Oh Andrea, very well said! If they only knew how much you love your husband!!! .......now Bisou is another matter!! :happy::happy::happy:


----------



## iheartbisou (Feb 13, 2007)

CeeCee's Mom said:


> Oh Andrea, very well said! If they only knew how much you love your husband!!! .......now Bisou is another matter!! :happy::happy::happy:


:HistericalSmiley: Bisou loves him...just not _nearly_ as much as me! lol. Her new nickname by my friends is "Single White Female" because of her obsession with me! lol.


----------



## Deborah (Jan 8, 2006)

She is a real beauty.:wub:


----------



## ilovemymaltese (Oct 9, 2008)

Awwwwwww she is sooo adorable Andrea!!!!!:wub::wub::wub:


----------



## Snowbody (Jan 3, 2009)

Andrea - Bisou looks just perfect. And after the horror stories about the grooming guerillas around who just hack away thank goodness you've got someone good. Bisou's haircut looks a lot like Tyler's does...about the same length and I love it. The last time at the groomer I told her to cut things a little shorter and I also did the face trim thing because of his staining. She was so excited that I let her cut more. But she still went on the conservative side knowing my fears. I thank my lucky stars.
Tyler says that while mom and dad are in Paris he wishes he could visit beautiful Bisou.:wub::wub:


----------



## Julie03 (Mar 18, 2010)

Wow, she's gorgeous!

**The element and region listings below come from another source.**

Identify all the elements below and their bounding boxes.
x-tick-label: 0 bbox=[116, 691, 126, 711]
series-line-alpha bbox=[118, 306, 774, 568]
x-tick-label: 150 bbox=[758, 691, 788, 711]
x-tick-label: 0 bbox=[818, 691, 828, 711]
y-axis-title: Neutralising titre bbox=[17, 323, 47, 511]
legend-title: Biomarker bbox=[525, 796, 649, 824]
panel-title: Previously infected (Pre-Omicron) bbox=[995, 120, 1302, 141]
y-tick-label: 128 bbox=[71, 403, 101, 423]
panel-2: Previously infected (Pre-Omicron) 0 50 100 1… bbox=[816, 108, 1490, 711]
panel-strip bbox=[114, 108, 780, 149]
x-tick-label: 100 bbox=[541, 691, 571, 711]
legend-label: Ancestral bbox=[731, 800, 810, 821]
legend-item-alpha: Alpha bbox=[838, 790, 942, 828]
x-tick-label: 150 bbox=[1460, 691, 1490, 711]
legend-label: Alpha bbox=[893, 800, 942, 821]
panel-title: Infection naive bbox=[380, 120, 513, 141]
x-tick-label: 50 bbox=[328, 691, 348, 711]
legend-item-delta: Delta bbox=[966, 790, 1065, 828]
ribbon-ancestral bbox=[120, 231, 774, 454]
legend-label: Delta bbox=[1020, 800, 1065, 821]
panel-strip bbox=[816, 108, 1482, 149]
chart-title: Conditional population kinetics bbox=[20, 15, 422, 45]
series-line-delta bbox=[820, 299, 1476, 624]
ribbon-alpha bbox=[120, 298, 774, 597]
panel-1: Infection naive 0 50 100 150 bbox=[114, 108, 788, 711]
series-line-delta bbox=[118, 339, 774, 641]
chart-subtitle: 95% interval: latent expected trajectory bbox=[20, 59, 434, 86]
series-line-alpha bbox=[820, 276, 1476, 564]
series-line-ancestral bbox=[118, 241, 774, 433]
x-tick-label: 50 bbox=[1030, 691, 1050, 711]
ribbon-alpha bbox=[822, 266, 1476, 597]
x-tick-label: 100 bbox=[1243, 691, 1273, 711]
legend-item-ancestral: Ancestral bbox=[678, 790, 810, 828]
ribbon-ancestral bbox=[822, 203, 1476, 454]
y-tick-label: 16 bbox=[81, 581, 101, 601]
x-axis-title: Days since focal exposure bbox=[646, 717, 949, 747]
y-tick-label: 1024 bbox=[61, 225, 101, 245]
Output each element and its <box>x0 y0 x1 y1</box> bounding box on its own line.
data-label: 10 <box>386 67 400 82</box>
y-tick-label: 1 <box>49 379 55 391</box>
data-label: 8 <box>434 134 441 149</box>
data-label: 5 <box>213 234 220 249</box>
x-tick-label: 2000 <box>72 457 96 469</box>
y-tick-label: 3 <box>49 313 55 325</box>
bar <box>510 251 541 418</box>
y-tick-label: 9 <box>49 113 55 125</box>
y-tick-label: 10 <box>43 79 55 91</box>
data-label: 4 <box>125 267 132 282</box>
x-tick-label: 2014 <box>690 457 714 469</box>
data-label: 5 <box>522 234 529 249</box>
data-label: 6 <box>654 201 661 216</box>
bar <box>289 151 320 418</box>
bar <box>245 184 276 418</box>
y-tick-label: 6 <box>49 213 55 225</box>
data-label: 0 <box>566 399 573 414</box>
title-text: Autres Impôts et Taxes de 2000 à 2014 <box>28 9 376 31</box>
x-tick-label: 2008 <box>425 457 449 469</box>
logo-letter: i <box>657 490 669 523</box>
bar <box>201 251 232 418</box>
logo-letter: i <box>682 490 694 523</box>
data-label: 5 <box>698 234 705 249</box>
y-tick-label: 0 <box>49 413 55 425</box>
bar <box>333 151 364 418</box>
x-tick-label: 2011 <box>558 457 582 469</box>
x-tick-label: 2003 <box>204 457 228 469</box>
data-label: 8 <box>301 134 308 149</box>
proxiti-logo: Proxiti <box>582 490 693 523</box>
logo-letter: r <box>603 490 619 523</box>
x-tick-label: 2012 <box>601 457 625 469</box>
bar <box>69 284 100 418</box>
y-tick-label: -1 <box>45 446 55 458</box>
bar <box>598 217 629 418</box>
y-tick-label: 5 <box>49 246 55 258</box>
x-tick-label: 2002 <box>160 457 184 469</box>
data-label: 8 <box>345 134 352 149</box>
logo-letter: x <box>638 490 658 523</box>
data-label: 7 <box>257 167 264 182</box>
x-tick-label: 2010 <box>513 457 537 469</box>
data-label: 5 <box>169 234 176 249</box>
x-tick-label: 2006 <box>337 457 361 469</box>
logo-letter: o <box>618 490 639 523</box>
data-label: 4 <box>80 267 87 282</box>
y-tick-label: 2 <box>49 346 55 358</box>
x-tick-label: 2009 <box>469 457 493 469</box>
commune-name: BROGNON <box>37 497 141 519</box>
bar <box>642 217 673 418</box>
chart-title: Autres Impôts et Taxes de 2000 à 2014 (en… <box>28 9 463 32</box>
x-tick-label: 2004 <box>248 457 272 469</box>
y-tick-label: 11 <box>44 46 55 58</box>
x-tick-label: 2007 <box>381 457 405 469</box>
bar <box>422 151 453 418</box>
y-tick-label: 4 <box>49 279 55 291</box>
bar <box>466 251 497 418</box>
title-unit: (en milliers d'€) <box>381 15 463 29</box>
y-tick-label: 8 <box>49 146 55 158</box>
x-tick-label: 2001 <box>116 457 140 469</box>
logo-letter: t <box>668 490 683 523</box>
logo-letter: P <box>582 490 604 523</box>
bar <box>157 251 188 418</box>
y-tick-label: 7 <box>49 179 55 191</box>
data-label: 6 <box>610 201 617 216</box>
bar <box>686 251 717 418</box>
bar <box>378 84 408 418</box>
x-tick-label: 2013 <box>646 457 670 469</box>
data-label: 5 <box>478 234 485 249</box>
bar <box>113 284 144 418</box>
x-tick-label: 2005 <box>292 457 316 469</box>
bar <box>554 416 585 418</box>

Loving the new haircut. :wub:


----------



## iheartbisou (Feb 13, 2007)

Snowbody said:


> Andrea - Bisou looks just perfect. And after the horror stories about the grooming guerillas around who just hack away thank goodness you've got someone good. Bisou's haircut looks a lot like Tyler's does...about the same length and I love it. The last time at the groomer I told her to cut things a little shorter and I also did the face trim thing because of his staining. She was so excited that I let her cut more. But she still went on the conservative side knowing my fears. I thank my lucky stars.
> Tyler says that while mom and dad are in Paris he wishes he could visit beautiful Bisou.:wub::wub:


Sue- Tyler (and you!!) are always welcomed to come visit Bisou...but sadly there's a quarantine here in Shanghai..so Tyler would be in a Chinese puppy jail for a week- which is no way to spend a vacation! (but that Chinese puppy jail doesn't apply to you! lol)


----------



## cleex1004 (Aug 2, 2008)

Bijou looks adorable! Thanks for mentioning the quarentine in Shanghai, the bf is there right now and I was considering visiting with louis. I don't think I could be separated from him for a week though.


----------



## iheartbisou (Feb 13, 2007)

cleex1004 said:


> Bijou looks adorable! Thanks for mentioning the quarentine in Shanghai, the bf is there right now and I was considering visiting with louis. I don't think I could be separated from him for a week though.


oh yeah you would not want to bring your baby to China for a visit. Actually it's a 30 day quarantine- 7 days in the gov. facility (where you are not allowed to visit or even see) and then 23 days at home...then to get your dog out of China, you must visit the government vet, get a lot of shots and a lot of paperwork to leave. And if you don't speak Mandarin, expect to pay around $1500 USD for a pet agent to do this for you. yikes.

It's not a pet friendly place at all. 

Dogs aren't allowed in parks here, never on the street without a permit (which cost $300 every year), not allowed in any hotels nor in cabin on any domestic flights. They do 'dog culls' here and take all dogs w/o permits- even if you have one but left it at home- and end of story. You do not get your dog back- ever. We never leave the house without our permits!


----------



## Kara (Apr 29, 2007)

Beautiful girl.


----------



## Delilahs Mommy (Nov 22, 2009)

She is so pretty! I love her little face! They did a real good job.


----------



## roxybaby22 (Feb 25, 2009)

Awww, I think Bisou looks adorable! :wub::wub::wub:


----------



## momtoboo (Jan 30, 2006)

Beautiful.:wub:


----------



## lovesophie (Jan 28, 2008)

She is absolutely precious. Way too adorable for her own good! :wub::wub::wub: Her hair looks silky soft, too.


----------



## mamapajamas (Apr 12, 2009)

Awww... she looks so beautiful! :wub::wub::wub:

And here's a bisou for you, pretty girl! :smootch:


----------



## moshi melo (Jul 2, 2009)

Aww I just love Bisou!!! She's way too beautiful!!


----------



## maltemom09 (Jan 27, 2010)

Bailey says: "Oh momma, I fink I in wub"


----------



## joyomom (Jan 13, 2008)

Adorable.....she is beautiful!!!!


----------



## poochie2 (Jan 14, 2010)

What a gorgeous girl you have !:Sunny Smile:


----------



## Snowbody (Jan 3, 2009)

shanghaimomma said:


> Sue- Tyler (and you!!) are always welcomed to come visit Bisou...but sadly there's a quarantine here in Shanghai..so Tyler would be in a Chinese puppy jail for a week- which is no way to spend a vacation! (but that Chinese puppy jail doesn't apply to you! lol)


:new_shocked::new_shocked::new_shocked:Tyler said he never really wanted to go to Shanghai (after hearing this news) and says I should let him know when you and Bisou are in America next. He says we know how to put on the dog...not put the dog in puppy prison.:w00t::HistericalSmiley:


----------